Registration Dossier

Administrative data

Description of key information

oral: 

subacute (28-days): NOAEL = 1000 mg/kg bw/day (OECD 407); read-across with CAS 5580-57-4

subacute (screening): NOAEL = 1000 mg/kg bw/day (OECD 422); read-across with CAS 68516-73-4

Key value for chemical safety assessment

Repeated dose toxicity: via oral route - systemic effects

Endpoint conclusion
Endpoint conclusion:
no adverse effect observed
Dose descriptor:
NOAEL
1 000 mg/kg bw/day
Study duration:
subacute
Species:
rat

Repeated dose toxicity: inhalation - systemic effects

Endpoint conclusion
Endpoint conclusion:
no study available

Repeated dose toxicity: inhalation - local effects

Endpoint conclusion
Endpoint conclusion:
no study available

Repeated dose toxicity: dermal - systemic effects

Endpoint conclusion
Endpoint conclusion:
no study available

Repeated dose toxicity: dermal - local effects

Endpoint conclusion
Endpoint conclusion:
no study available

Additional information

Potential for repeated dose toxicity has been investigated for two 'yellwo disazo condensation pigments'.

These represent the one with the lowest molecular weight and the best chance of systemic uptake (Pigment Yellow 155) and one with aromatic amine elements that would be expected to cause adverse effects in case of metabolic degradation (Pigment Yellow 93). Both are considered to be representative for all 'yellow disazo condensation pigments'. All other relevant parameters such as water and octanol solubility and aromaticity as well as the nature of linkages and hydrolysable groups are basically identical. A data matrix for both toxicology and physico-chemical endpoints is presented in the toxicokinetics section.

 

With C. I. Pigment Yellow 93 (CAS number 5580-57-4) a GLP subacute toxicity study according to OECD 407 (Synthesia, 2009) has been performed. The oral administration of Pigment Yellow 93 to rats (5/sex) by gavage for a period of twenty-eight consecutive days at dose levels 160, 400 and 1000 mg/kg/day produced no toxicologically significant changes in the parameters measured. No major functional changes in any organ systems or severe organ dysfunction were detected. Consistent changes in clinical biochemistry, haematology and urinalysis parameters, which indicate organ dysfunction, were not recorded at any dose level. Histopathological examination revealed no pathological changes, which could be related with administration of the test substance. Based on the results of laboratory investigations in clinical biochemistry, haematology and urinalysis and with respect to the results of histopathological examination the following conclusion about NOAEL can be suggested in this study:

The NOAEL (No Observed Adverse Effect Level) for males and females in this study is equal to 1000 mg/kg/day.

 

A GLP-compliant investigation of the toxicological effects resulting from repeated oral-gavage administration to rats was performed following OECD 422 without deviations with Pigment Yellow 155 (BASF, 2013). Pigment Yellow 155 (CAS 68516-73-4) was administered in water as vehicle at dosages of 100, 300, and 1000 mg/kg body weight/day, and controls received the vehicle only. Pigment Yellow 155 was administered to male rats for 41 days and to female rats for 52 days including time prior to pairing, through the pairing and gestation periods until the F1 generation reached day 4 post partum. Treatment with the test item up and including 1000 mg/kg bw/day did not reveal any clinical signs or histological findings and did not affect reproduction.
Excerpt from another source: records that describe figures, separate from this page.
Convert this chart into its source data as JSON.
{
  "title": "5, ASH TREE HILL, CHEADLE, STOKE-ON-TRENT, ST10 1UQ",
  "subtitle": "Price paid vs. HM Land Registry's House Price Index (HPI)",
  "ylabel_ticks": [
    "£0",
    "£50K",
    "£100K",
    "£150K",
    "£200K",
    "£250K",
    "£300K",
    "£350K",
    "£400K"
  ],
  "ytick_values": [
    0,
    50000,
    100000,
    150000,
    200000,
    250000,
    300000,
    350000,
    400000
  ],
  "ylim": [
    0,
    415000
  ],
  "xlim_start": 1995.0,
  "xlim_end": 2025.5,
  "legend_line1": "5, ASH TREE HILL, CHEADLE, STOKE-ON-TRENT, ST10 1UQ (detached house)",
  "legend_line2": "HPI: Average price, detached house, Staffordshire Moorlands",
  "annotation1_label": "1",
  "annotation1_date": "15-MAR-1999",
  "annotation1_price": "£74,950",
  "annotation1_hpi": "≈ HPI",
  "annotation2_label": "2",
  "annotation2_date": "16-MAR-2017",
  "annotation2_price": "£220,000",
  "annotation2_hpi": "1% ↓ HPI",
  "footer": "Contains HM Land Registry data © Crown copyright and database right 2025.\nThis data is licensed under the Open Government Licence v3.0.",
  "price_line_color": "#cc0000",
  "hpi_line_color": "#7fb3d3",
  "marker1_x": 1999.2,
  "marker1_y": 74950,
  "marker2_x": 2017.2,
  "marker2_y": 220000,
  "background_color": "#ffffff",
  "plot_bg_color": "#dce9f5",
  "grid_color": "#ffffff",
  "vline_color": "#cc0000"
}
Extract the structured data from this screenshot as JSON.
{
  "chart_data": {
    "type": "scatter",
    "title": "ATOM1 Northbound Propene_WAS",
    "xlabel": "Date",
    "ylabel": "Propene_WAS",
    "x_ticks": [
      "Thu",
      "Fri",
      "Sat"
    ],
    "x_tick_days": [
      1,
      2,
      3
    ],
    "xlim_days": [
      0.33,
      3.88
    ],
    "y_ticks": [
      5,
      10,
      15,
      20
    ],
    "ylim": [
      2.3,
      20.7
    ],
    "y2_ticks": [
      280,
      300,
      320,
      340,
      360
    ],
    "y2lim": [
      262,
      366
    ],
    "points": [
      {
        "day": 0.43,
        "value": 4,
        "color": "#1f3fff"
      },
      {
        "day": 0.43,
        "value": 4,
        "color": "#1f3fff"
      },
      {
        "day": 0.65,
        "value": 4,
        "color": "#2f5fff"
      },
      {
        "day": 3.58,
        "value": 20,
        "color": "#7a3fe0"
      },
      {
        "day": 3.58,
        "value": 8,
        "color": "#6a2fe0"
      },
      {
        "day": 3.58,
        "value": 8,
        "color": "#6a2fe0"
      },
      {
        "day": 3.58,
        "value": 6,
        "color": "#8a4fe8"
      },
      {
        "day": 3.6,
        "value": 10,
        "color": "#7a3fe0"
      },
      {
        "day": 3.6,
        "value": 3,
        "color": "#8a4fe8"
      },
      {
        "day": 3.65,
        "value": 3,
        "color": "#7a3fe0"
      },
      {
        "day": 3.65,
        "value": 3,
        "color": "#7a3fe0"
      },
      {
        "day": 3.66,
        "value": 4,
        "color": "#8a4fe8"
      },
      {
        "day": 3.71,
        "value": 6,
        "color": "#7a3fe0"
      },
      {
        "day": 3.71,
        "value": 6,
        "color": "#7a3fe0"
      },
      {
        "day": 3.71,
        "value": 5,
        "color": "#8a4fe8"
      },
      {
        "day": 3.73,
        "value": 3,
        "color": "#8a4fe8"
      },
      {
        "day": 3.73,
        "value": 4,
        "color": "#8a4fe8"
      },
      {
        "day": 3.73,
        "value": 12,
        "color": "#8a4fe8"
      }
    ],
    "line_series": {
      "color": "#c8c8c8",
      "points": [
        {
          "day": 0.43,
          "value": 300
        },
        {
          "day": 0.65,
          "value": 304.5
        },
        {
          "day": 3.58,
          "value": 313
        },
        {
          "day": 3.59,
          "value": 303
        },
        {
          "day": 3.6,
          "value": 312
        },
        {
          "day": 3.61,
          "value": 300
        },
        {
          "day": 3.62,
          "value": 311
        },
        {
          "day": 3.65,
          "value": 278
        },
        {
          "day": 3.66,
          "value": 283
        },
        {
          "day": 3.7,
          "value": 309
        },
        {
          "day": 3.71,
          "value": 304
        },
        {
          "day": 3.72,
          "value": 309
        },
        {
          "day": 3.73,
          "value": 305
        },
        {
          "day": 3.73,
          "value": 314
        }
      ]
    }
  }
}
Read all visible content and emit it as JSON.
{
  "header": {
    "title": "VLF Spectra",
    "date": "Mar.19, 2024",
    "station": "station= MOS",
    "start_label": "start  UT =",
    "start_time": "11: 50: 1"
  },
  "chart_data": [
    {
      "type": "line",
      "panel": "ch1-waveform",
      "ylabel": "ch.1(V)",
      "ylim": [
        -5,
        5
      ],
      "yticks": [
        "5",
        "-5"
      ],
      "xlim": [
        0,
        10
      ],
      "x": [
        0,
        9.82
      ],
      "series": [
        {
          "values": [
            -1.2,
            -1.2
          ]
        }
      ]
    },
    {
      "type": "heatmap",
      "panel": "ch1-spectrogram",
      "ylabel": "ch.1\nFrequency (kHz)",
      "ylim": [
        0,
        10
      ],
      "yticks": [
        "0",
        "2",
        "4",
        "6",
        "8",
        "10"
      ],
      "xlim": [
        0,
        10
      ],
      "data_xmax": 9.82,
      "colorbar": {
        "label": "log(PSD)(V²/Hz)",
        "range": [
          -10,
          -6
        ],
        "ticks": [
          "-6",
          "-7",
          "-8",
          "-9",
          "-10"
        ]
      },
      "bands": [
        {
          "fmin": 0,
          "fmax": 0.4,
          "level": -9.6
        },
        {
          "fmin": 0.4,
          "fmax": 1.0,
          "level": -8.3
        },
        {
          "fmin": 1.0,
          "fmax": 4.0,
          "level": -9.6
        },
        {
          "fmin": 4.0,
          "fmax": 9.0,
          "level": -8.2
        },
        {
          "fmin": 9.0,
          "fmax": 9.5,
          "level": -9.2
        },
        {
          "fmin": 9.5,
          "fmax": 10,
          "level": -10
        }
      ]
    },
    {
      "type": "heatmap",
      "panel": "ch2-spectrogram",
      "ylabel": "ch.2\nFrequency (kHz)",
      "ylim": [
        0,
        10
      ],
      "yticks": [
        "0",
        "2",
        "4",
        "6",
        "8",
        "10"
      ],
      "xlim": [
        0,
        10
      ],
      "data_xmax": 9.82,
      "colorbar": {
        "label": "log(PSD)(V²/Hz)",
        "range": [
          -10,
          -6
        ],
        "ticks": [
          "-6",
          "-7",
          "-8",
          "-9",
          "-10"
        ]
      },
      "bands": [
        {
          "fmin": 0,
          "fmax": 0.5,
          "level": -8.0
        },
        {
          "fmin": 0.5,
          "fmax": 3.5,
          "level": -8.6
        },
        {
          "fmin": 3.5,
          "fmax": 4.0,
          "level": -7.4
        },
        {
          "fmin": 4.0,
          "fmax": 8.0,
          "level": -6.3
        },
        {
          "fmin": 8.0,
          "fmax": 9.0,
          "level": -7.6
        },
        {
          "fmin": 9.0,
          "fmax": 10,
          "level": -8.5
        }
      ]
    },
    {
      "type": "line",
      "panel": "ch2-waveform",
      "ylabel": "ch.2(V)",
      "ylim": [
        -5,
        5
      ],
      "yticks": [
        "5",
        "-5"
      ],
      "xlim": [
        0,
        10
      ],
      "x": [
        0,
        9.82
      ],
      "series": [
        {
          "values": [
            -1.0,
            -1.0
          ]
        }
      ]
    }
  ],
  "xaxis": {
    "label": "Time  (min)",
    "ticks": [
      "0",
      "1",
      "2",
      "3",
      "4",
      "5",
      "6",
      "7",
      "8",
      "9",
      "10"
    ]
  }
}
All dose-treated males and females had dose-related yellow discolored feces during the treatment period. This finding is considered to be a typical effect resulting from oral administration of a yellow dyestuff and not adverse.

Based on these results a general NOAEL (No Observed Adverse Effect Level) was considered to be 1000 mg/kg body weight/day. Therefore, it is concluded that all members of the 'yellwo disazo condensation pigments' are not toxic when administered orally to rat for up 52 days and have not to be classified for repeated oral toxicity.

Justification for classification or non-classification

Classification, Labelling, and Packaging Regulation (EC) No 1272/2008
The available experimental test data are reliable and suitable for classification purposes under Regulation (EC) No 1272/2008. Based on available data on repeated dose toxicity, the test item is not classified according to Regulation (EC) No 1272/2008 (CLP), as amended for the tenth time in Regulation (EU) No 2017/776.